To save itself, Boeing needs to accomplish two feats. One is to mend fences with the Pentagon and save the deal under which it will build 100 767 jets to serve as midair tankers (the only hope for the aircraft, which no commercial customer now wants). That may not be terribly hard; the Air Force really, truly wants those tankers, and even John McCain’s blustering over the deal isn’t likely to impede it.
But the other more important challenge for Boeing is to get back to basics in commercial aviation, which after all is what built the company during the 1960s and 1970s. Whether Boeing is up to the task is far from clear. After fiddling in recent years with notions for a supersized 747 and a fast jet called the “sonic cruiser,” Boeing has decided its savior will be a jet called the 7E7 “Dreamliner.” This twin-engine, 220-seat jet is supposed to give airlines a comfortable, superefficient plane that dovetails nicely with the move away from hub-and-spoke airline flight patterns and toward the point-to-point flights preferred by customers.
Yet it’s basically a variation on the tube-and-wing model used by every commercial aircraft manufacturer since Donald Douglas created the DC-3 in 1936. It bears scant resemblance to the inspired engineering moxie that led Boeing to work up a balsa mock-up of the B-52 bomber in a hotel room in 1948. Or that in a mere 16 months took the 747 from a design concept for a failed military transport plane to a flyable commercial aircraft that literally changed the world by making possible cheap mass global travel.
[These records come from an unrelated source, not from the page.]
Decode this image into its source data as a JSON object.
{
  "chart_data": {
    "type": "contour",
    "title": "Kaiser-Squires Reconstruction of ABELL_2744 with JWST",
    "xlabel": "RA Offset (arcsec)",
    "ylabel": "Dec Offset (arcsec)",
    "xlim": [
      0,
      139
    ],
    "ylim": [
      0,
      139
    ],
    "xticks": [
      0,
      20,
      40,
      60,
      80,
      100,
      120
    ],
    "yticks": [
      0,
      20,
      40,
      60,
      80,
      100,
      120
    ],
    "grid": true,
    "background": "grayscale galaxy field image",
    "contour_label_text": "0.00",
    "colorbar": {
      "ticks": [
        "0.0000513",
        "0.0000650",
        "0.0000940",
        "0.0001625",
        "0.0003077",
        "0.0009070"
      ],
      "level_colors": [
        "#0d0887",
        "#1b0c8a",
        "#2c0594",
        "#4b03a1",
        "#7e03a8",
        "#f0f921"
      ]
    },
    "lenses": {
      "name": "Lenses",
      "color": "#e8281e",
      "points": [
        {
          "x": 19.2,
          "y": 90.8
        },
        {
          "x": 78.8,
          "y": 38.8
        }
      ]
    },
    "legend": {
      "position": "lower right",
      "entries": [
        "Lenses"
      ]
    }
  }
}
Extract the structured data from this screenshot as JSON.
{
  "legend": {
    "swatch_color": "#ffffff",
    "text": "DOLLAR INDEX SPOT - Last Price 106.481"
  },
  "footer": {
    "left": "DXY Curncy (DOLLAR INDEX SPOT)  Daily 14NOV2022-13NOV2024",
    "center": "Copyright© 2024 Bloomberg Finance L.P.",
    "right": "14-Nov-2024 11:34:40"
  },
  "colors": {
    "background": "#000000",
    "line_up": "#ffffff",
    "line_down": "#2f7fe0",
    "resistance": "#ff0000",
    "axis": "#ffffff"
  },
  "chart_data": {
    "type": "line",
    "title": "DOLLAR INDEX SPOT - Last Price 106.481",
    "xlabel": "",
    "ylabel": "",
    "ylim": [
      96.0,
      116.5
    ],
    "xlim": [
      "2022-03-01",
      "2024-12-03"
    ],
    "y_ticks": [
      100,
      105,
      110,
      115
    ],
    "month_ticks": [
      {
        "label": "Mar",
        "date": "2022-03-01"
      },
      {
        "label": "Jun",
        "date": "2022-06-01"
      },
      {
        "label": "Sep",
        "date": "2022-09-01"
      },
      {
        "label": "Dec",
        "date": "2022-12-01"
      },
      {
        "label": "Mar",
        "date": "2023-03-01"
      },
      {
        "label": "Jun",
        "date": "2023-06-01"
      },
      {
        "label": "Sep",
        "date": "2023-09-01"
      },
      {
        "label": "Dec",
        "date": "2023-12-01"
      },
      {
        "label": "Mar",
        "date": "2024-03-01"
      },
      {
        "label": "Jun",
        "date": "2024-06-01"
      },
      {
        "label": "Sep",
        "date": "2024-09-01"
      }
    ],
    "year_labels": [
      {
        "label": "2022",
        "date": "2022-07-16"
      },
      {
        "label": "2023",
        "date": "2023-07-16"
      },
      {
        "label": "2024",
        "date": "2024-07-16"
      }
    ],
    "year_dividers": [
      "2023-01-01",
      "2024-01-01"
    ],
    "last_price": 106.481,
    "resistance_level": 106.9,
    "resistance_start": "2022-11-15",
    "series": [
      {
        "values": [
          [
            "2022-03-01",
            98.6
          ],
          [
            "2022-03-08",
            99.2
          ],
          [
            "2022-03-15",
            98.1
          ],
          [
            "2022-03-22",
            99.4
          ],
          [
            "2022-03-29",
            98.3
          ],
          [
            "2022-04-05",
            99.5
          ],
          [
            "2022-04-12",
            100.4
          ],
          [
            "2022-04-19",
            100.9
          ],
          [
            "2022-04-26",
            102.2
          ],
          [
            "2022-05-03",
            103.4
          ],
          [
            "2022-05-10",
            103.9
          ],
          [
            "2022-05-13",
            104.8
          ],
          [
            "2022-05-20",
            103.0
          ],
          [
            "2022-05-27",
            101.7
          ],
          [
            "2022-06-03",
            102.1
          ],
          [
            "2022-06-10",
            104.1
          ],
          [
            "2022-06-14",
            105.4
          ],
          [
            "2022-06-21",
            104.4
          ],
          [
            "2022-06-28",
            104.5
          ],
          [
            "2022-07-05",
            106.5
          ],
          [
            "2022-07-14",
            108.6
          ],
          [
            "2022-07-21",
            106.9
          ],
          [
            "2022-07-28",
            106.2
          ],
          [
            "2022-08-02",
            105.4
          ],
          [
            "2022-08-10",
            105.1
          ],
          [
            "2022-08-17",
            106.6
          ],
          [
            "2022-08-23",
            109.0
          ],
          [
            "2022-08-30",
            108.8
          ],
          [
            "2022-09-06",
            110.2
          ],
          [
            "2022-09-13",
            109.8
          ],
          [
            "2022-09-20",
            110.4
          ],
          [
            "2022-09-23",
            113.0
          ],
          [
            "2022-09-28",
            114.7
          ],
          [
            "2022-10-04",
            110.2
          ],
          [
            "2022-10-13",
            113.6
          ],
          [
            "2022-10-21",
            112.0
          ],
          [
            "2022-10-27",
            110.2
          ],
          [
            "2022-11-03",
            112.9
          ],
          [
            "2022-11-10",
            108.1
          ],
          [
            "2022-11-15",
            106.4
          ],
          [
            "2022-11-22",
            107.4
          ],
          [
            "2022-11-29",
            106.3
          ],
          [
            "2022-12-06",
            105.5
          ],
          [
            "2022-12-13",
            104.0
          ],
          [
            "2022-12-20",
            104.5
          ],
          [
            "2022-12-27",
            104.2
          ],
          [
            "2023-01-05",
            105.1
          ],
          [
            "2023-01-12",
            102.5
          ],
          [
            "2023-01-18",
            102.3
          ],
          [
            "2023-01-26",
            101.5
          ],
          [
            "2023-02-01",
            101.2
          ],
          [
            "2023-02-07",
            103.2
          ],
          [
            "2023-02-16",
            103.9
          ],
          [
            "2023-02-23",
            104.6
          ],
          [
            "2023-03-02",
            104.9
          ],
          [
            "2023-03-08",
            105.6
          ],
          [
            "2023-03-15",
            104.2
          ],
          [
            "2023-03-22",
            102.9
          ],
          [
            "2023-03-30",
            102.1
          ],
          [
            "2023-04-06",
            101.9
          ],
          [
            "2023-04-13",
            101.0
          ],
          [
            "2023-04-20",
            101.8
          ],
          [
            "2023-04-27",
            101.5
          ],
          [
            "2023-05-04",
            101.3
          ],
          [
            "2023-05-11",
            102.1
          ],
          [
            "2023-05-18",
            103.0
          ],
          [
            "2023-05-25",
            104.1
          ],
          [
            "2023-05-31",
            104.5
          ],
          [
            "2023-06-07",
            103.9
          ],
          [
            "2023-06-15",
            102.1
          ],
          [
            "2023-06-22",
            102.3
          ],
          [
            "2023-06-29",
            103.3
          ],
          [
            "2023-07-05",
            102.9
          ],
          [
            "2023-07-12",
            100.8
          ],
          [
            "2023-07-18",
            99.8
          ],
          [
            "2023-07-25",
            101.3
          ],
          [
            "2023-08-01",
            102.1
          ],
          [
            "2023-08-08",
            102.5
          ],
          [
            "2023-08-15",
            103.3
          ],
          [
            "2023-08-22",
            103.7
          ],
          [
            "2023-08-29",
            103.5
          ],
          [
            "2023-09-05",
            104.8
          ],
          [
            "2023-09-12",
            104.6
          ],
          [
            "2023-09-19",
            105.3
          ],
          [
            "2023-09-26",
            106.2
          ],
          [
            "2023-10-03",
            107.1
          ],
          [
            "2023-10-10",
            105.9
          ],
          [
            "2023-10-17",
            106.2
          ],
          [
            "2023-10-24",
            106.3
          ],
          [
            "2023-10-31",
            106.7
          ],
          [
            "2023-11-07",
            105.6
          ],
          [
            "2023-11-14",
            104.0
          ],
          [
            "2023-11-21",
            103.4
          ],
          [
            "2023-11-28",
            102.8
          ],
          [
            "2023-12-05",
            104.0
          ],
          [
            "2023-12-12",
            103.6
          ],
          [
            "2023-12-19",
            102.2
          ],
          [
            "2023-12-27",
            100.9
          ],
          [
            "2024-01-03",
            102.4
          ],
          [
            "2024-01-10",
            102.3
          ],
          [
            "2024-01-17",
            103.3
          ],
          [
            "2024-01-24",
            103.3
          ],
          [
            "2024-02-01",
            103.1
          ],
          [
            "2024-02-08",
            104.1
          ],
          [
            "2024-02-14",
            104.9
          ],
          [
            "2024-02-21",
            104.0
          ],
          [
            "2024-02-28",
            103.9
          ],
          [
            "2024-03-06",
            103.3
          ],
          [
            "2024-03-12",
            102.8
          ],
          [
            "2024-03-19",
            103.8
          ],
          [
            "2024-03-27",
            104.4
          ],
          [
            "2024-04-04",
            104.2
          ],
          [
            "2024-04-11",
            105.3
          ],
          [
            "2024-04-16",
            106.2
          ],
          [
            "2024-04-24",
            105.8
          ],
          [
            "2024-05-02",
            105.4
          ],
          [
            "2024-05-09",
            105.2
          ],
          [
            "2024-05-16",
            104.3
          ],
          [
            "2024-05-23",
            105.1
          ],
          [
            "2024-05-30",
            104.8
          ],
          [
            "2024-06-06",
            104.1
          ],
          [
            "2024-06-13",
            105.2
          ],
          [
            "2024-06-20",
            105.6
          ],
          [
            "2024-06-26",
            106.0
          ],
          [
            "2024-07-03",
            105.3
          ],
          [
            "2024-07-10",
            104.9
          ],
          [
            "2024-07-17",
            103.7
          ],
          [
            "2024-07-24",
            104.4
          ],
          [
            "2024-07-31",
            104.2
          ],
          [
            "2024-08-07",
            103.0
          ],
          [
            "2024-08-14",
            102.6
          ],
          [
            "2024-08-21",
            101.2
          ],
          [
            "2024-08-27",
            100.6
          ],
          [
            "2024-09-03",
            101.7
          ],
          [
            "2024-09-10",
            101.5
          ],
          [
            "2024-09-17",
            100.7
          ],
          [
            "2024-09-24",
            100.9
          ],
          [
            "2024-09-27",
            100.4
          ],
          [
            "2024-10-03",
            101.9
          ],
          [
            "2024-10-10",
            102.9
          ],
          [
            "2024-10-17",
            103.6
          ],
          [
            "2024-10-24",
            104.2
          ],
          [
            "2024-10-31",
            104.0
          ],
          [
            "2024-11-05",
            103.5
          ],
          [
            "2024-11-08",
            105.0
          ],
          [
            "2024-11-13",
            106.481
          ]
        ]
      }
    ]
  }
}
What really is needed is a shot of that old-time engineering nerve. Ironically, says Paul Czysz, a professor emeritus of aeronautics at St. Louis University, that might have been found in the McDonnell Douglas archives. During the 1980s and 1990s, engineers there developed what is called the “blended wing”—a variation on the flying-wing model used in the B-2 bomber. Basically, a blended wing is simply a fat wing with the engines and tail fins attached to it—no long skinny tube with the wings stuck on the side. It’s an ideal design for commercial aircraft—even more fuel efficient than the proposed 7E7, capable of carrying huge loads, easily switched between passengers and cargo and back. Should any U.S. aviation company actually build a commercial version, says Czysz (full disclosure: He’s a former McDonnell Douglas guy), no other airliner could compete. Boeing toyed with something a little like the blended wing with its proposed sonic cruiser, but scrapped that in the wake of Sept. 11 and the collapse of commercial aviation.
The 7E7, offered in its place, is certainly a safer bet. But if the Dreamliner isn’t a winner—and there is no clear evidence that it will offer airlines something that Airbus can’t—the odds are good that Boeing will be out of the commercial aircraft business in 10 years. To leapfrog Airbus, Boeing needed to roll the dice. Instead, its new culture of soaking the taxpayers for military goodies while playing it safe on the commercial-aircraft front may have cost Boeing its future and blown a hole in the U.S. economy that never will close.